We will solve the Laplace equation:
$$\frac{\partial^2 V}{\partial x^2} + \frac{\partial^2 V}{\partial y^2} = 0$$
With boundary conditions
$$V(0,y)=V(l,y)=V(x,0)=0 \textrm{ and } V(x,l)=V_0 \textrm{ for some } l \in \mathbb{R}$$
Assume a seperable solution of the form:
$$V(x,y)=X(x)Y(y)$$
Substituting and choosing a negative and real separation constant, we get
$$\frac{-X''}{X}=\frac{Y''}{Y}=-k^2$$
For the X equation:
$$\textrm{let } A_i \in \mathbb{R} \textrm{ be constants}$$
$$X'' - k^2 X=0$$
$$\implies X=A_1 cos(k x) + A_2 sin(k x)$$
Applying the boundary conditions
$$V(0,y)=0=V(l,y)$$
We get
$$A_1=0 \textrm{ and } kl=n \pi \textrm{ for } n \in \mathbb{Z}$$
For the Y equation:
$$Y'' + k^2 Y=0$$
$$\implies Y=A_3 e^{ky} + A_4 e^{-ky}$$
Apply the boundary condition
$$V(x,0)=0$$
$$\implies A_3=-A_4$$
$$\implies Y=A_3 e^{ky} - A_3 e^{-ky}=2 A_3 sinh(ky)$$
$$\textrm{let } B_n = 2 A_2 A_3$$
$$\textrm{So } V_n(x,y)=B_n sin \left ( \frac{n \pi x}{l} \right ) sinh \left ( \frac{n \pi y}{l} \right )$$
But this cannot satisfy
$$V(x,l)=V_0$$
So we must consider a linear combination of these solutions, ie
$$V(x,y)=\sum_{n=1}^{\infty} V_n(x,y)$$
So the boundary condition becomes
$$V_0=\sum_{n=1}^{\infty} B_n sinh(n \pi) sin \left ( \frac{n \pi x}{l} \right )$$
Use the Fourier trick (orthogonality of sines)
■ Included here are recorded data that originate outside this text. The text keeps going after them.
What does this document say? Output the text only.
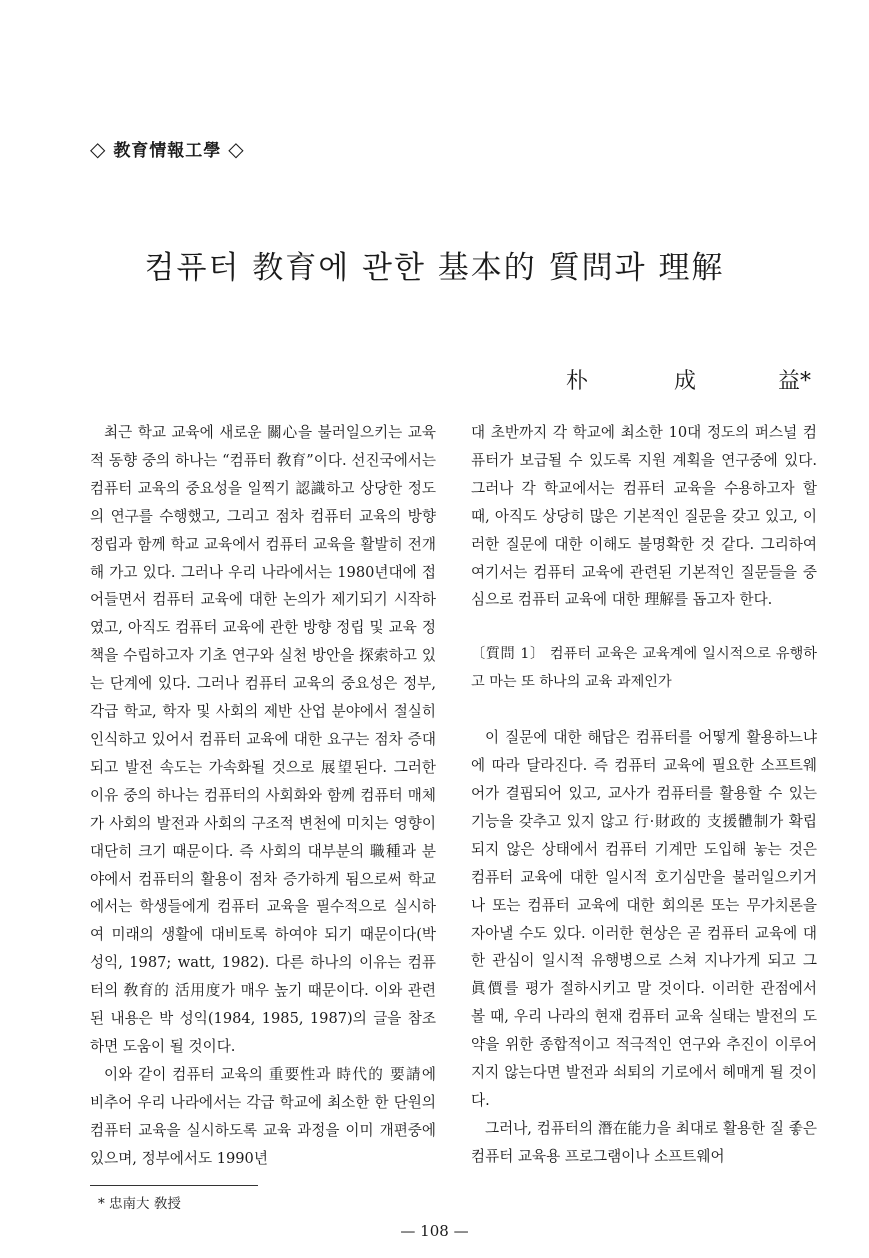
◇ 教育情報工學 ◇
컴퓨터 教育에 관한 基本的 質問과 理解
朴	成	益*

최근 학교 교육에 새로운 關心을 불러일으키는 교육적 동향 중의 하나는 “컴퓨터 敎育”이다. 선진국에서는 컴퓨터 교육의 중요성을 일찍기 認識하고 상당한 정도의 연구를 수행했고, 그리고 점차 컴퓨터 교육의 방향 정립과 함께 학교 교육에서 컴퓨터 교육을 활발히 전개해 가고 있다. 그러나 우리 나라에서는 1980년대에 접어들면서 컴퓨터 교육에 대한 논의가 제기되기 시작하였고, 아직도 컴퓨터 교육에 관한 방향 정립 및 교육 정책을 수립하고자 기초 연구와 실천 방안을 探索하고 있는 단계에 있다. 그러나 컴퓨터 교육의 중요성은 정부, 각급 학교, 학자 및 사회의 제반 산업 분야에서 절실히 인식하고 있어서 컴퓨터 교육에 대한 요구는 점차 증대되고 발전 속도는 가속화될 것으로 展望된다. 그러한 이유 중의 하나는 컴퓨터의 사회화와 함께 컴퓨터 매체가 사회의 발전과 사회의 구조적 변천에 미치는 영향이 대단히 크기 때문이다. 즉 사회의 대부분의 職種과 분야에서 컴퓨터의 활용이 점차 증가하게 됨으로써 학교에서는 학생들에게 컴퓨터 교육을 필수적으로 실시하여 미래의 생활에 대비토록 하여야 되기 때문이다(박 성익, 1987; watt, 1982). 다른 하나의 이유는 컴퓨터의 敎育的 活用度가 매우 높기 때문이다. 이와 관련된 내용은 박 성익(1984, 1985, 1987)의 글을 참조하면 도움이 될 것이다.

이와 같이 컴퓨터 교육의 重要性과 時代的 要請에 비추어 우리 나라에서는 각급 학교에 최소한 한 단원의 컴퓨터 교육을 실시하도록 교육 과정을 이미 개편중에 있으며, 정부에서도 1990년

대 초반까지 각 학교에 최소한 10대 정도의 퍼스널 컴퓨터가 보급될 수 있도록 지원 계획을 연구중에 있다. 그러나 각 학교에서는 컴퓨터 교육을 수용하고자 할 때, 아직도 상당히 많은 기본적인 질문을 갖고 있고, 이러한 질문에 대한 이해도 불명확한 것 같다. 그리하여 여기서는 컴퓨터 교육에 관련된 기본적인 질문들을 중심으로 컴퓨터 교육에 대한 理解를 돕고자 한다.

〔質問 1〕 컴퓨터 교육은 교육계에 일시적으로 유행하고 마는 또 하나의 교육 과제인가

이 질문에 대한 해답은 컴퓨터를 어떻게 활용하느냐에 따라 달라진다. 즉 컴퓨터 교육에 필요한 소프트웨어가 결핍되어 있고, 교사가 컴퓨터를 활용할 수 있는 기능을 갖추고 있지 않고 行·財政的 支援體制가 확립되지 않은 상태에서 컴퓨터 기계만 도입해 놓는 것은 컴퓨터 교육에 대한 일시적 호기심만을 불러일으키거나 또는 컴퓨터 교육에 대한 회의론 또는 무가치론을 자아낼 수도 있다. 이러한 현상은 곧 컴퓨터 교육에 대한 관심이 일시적 유행병으로 스쳐 지나가게 되고 그 眞價를 평가 절하시키고 말 것이다. 이러한 관점에서 볼 때, 우리 나라의 현재 컴퓨터 교육 실태는 발전의 도약을 위한 종합적이고 적극적인 연구와 추진이 이루어지지 않는다면 발전과 쇠퇴의 기로에서 헤매게 될 것이다.

그러나, 컴퓨터의 潛在能力을 최대로 활용한 질 좋은 컴퓨터 교육용 프로그램이나 소프트웨어

* 忠南大 敎授
— 108 —
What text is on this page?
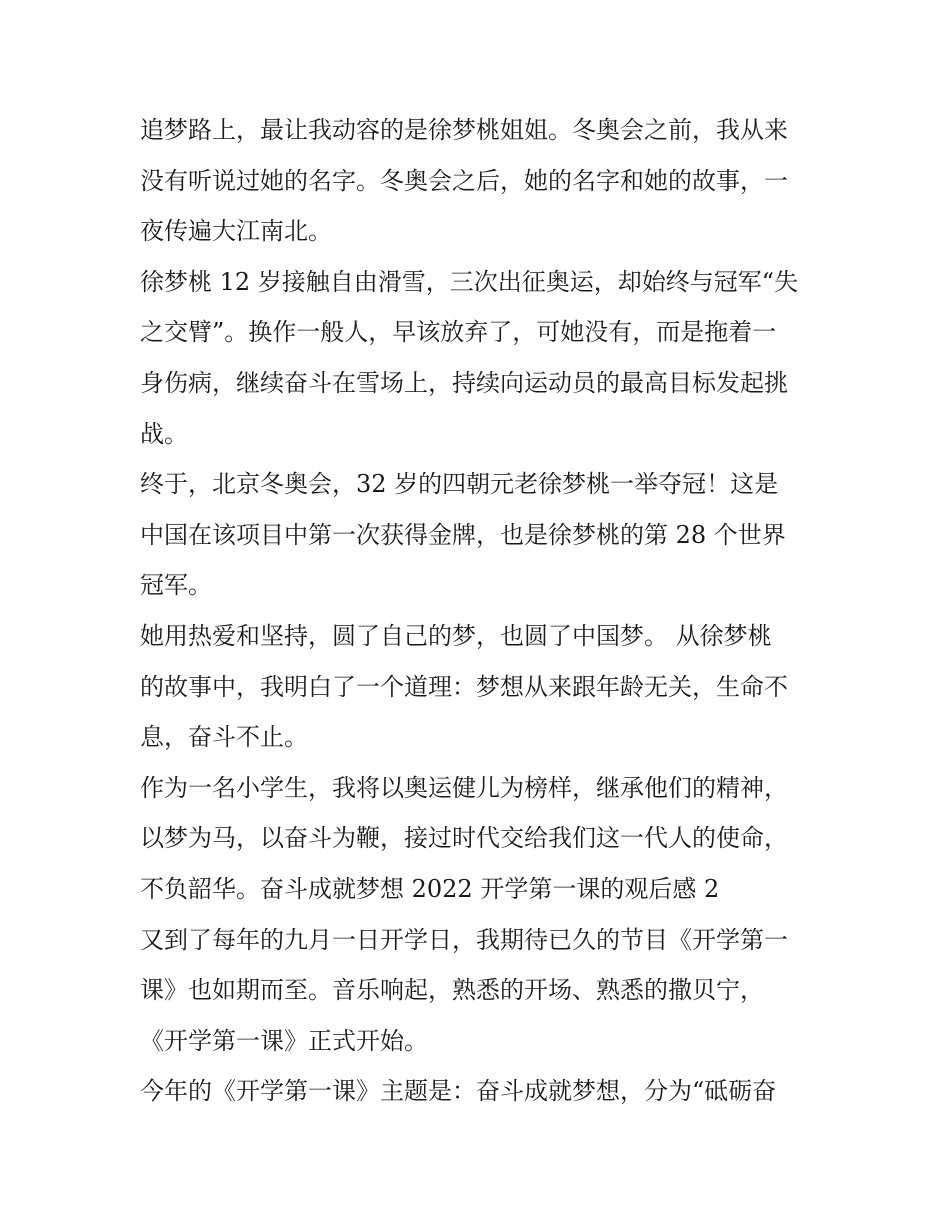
追梦路上，最让我动容的是徐梦桃姐姐。冬奥会之前，我从来
没有听说过她的名字。冬奥会之后，她的名字和她的故事，一
夜传遍大江南北。
徐梦桃 12 岁接触自由滑雪，三次出征奥运，却始终与冠军“失
之交臂”。换作一般人，早该放弃了，可她没有，而是拖着一
身伤病，继续奋斗在雪场上，持续向运动员的最高目标发起挑
战。
终于，北京冬奥会，32 岁的四朝元老徐梦桃一举夺冠！这是
中国在该项目中第一次获得金牌，也是徐梦桃的第 28 个世界
冠军。
她用热爱和坚持，圆了自己的梦，也圆了中国梦。 从徐梦桃
的故事中，我明白了一个道理：梦想从来跟年龄无关，生命不
息，奋斗不止。
作为一名小学生，我将以奥运健儿为榜样，继承他们的精神，
以梦为马，以奋斗为鞭，接过时代交给我们这一代人的使命，
不负韶华。奋斗成就梦想 2022 开学第一课的观后感 2
又到了每年的九月一日开学日，我期待已久的节目《开学第一
课》也如期而至。音乐响起，熟悉的开场、熟悉的撒贝宁，
《开学第一课》正式开始。
今年的《开学第一课》主题是：奋斗成就梦想，分为“砥砺奋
$$\int_{0}^{l} V_0 sin \left ( \frac{m \pi x}{l} \right ) dx = \int_{0}^{l} \sum_{n=1}^{\infty} \left [ B_n sinh(n \pi) sin \left ( \frac{n \pi x}{l} \right ) sin \left ( \frac{m \pi x}{l} \right ) \right ] dx$$
$$V_0 \left [ \frac{-l}{m \pi} cos \left ( \frac{m \pi x}{l} \right ) \right ]_{0}^{l} = \int_{0}^{l} B_m sinh(m \pi) sin \left ( \frac{m \pi x}{l} \right ) dx$$
$$V_0 \left [ \frac{(-1)^{m+1} l}{m \pi} + \frac{l}{m \pi} \right ] = B_m sinh(m \pi) \frac{l}{2}$$
$$2 V_0 [ 1 - (-1)^m ] = m \pi B_m sinh(m \pi)$$
$$B_m = \frac{2 V_0 [ 1 - (-1)^m ]}{m \pi sinh(m \pi)} \implies B_m=0 \textrm{ for even } m$$
Thus,
$$V(x,y) = \sum_{m=1}^{\infty} \frac{2 V_0 [ 1 - (-1)^m ]}{m \pi sinh(m \pi)} sinh \left ( \frac{m \pi y}{l} \right ) sin \left ( \frac{m \pi x}{l} \right )$$